So let’s gather our ingredients and get right to it.
- 20 ounces of bone-in beef short ribs
- 1/4 cup extra virgin olive oil
- 2 14 oz cans of diced tomatoes (I have a weakness for the fire roasted personally)
- 1 6 ounce can of tomato paste
- one large red onion (diced)
- one large sweet onion (keep dicing)
- 4 scallions (you’re still dicing)
- 5 cloves of garlic (you guessed it…diced)
- 4 tablespoons of butter
- 2 cups of beef broth or 1 bouillon cube diluted in 2 cups of hot water
- salt and pepper
- fresh basil (optional)
Over high heat get that olive oil nice and blazing then add the short ribs. You’re looking to quickly sear the meat on all sides so that it’s nice and brown. Once seared remove the short ribs to a plate and lower the temp under the pot to medium.
Add the onions, scallions, garlic to the pot, stirring to mix. Add a pinch of salt and pepper and let the aromatics caramelize but DO NOT BURN. This is really the only dangerous point in this recipe, if the onions burn then the taste of the final sauce will be…you guessed it, kinda burnt and bitter. So be watchful of those onions son.
Next, we’ll deglaze the pot. I choose to deglaze with beef broth over water or wine because I wanted an even stronger and richer meat flavor. Also by using the broth, I’ll supplement some of the salt in this recipe.
Once all of those bits are mixed together you can add the tomatoes, tomato paste and return the seared short ribs to the pot.
Stir to mix, do a quick taste to see if the sauce needs any salt or pepper, then drop the heat to low and WALK AWAY. You’re going to let that sauce cook until the meat not only falls off the bone but becomes indistinguishable from every else in the pot.
Seriously, go play some 2k, read a book or any of the other fantastic lifestyle articles on this website. Come back to the pot in an hour or so to check on the sauce, add a little water if needed and walk away again until it’s done.
Once the sauce resembles this, then you can begin on your pasta.
I want to say that I chose this artisanal pasta because of the quality of the brand or high-quality ingredients but in reality, I was walking through the grocery store and thought it looked like Sonic the Hedgehog. I have no shame.

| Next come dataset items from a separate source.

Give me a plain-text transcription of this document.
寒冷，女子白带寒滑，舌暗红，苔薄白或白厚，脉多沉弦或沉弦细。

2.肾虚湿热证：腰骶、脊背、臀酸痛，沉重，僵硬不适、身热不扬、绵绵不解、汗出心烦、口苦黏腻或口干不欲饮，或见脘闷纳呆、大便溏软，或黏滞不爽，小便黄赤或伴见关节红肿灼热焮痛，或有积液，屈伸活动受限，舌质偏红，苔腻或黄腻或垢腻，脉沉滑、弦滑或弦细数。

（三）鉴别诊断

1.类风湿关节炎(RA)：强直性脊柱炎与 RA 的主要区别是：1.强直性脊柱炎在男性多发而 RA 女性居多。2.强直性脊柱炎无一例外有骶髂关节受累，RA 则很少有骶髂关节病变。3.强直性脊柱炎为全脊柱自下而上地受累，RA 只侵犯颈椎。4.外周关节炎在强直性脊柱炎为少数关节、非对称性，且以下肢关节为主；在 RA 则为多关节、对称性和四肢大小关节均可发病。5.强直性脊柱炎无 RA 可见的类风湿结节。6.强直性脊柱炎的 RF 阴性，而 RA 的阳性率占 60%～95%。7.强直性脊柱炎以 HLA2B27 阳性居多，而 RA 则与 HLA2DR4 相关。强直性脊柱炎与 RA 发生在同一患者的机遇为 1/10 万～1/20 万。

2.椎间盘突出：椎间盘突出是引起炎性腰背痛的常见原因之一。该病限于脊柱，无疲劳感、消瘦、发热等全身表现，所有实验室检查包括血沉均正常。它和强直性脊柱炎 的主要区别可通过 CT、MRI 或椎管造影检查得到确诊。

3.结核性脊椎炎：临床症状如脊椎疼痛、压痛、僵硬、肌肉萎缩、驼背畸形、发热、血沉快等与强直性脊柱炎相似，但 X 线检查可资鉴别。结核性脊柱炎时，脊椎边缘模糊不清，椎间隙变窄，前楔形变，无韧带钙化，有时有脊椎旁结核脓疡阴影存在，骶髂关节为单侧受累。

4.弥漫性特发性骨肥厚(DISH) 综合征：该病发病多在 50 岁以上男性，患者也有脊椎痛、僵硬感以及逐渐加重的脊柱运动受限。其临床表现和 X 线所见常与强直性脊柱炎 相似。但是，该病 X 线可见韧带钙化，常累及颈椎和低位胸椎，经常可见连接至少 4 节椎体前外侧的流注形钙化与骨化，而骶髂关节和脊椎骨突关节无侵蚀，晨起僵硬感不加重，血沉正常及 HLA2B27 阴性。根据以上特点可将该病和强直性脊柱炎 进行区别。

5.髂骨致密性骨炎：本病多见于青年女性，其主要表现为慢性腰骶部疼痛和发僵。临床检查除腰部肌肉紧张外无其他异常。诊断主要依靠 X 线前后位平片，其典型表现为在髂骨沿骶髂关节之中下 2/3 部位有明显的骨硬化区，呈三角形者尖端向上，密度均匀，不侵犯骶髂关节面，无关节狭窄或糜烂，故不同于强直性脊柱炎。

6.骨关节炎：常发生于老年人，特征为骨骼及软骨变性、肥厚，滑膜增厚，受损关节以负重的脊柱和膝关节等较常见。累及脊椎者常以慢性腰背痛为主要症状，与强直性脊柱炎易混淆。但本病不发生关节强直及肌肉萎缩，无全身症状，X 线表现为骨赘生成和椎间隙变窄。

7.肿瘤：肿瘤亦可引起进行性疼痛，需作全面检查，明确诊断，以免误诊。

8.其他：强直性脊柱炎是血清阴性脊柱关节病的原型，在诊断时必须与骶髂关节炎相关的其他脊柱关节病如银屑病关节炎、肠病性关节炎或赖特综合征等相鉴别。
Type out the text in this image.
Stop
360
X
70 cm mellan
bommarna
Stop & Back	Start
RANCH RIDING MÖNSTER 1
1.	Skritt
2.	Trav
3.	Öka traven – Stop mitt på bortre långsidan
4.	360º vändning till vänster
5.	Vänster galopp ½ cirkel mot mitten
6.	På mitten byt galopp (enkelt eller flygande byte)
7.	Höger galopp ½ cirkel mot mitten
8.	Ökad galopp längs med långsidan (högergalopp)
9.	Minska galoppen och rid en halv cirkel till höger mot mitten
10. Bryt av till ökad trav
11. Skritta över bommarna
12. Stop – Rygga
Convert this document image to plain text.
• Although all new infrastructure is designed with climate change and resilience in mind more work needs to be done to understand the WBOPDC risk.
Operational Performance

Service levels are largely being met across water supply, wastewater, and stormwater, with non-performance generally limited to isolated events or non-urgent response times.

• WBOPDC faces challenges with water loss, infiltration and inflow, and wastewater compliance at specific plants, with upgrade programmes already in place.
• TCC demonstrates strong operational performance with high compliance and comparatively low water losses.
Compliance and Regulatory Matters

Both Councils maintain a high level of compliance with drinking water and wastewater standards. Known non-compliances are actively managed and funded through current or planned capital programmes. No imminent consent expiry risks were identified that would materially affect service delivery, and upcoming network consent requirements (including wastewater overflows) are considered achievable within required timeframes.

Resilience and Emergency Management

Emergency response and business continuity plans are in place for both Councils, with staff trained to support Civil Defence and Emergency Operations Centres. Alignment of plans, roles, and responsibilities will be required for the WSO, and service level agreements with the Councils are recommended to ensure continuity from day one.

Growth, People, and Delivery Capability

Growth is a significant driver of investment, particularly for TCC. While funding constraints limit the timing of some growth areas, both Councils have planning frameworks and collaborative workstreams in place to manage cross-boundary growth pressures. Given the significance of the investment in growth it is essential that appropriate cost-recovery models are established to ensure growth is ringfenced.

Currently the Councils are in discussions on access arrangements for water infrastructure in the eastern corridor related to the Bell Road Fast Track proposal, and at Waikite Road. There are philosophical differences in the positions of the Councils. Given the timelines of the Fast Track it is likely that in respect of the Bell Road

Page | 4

You can make this recipe with any pasta of your choice, don’t follow me in this regard, I’m a food nerd.
Once your pasta is cooked to your liking, we’re going to tie it together to the sauce so that the two mesh together.
Add the butter to a frying pan over medium high heat, once melted add your pasta along with a splash of the pasta water and a few spoonfuls of the sauce.
By doing this you create a dish where the sauce and pasta flow into each other rather having a sauce that just sits on top of a blandish pasta.
Fill up your plate, pour some sauce on top and grate a bit of Romano cheese over it. Break out your favorite baguette and rip it apart in the French Fashion to sop up all that rich meaty deliciousness.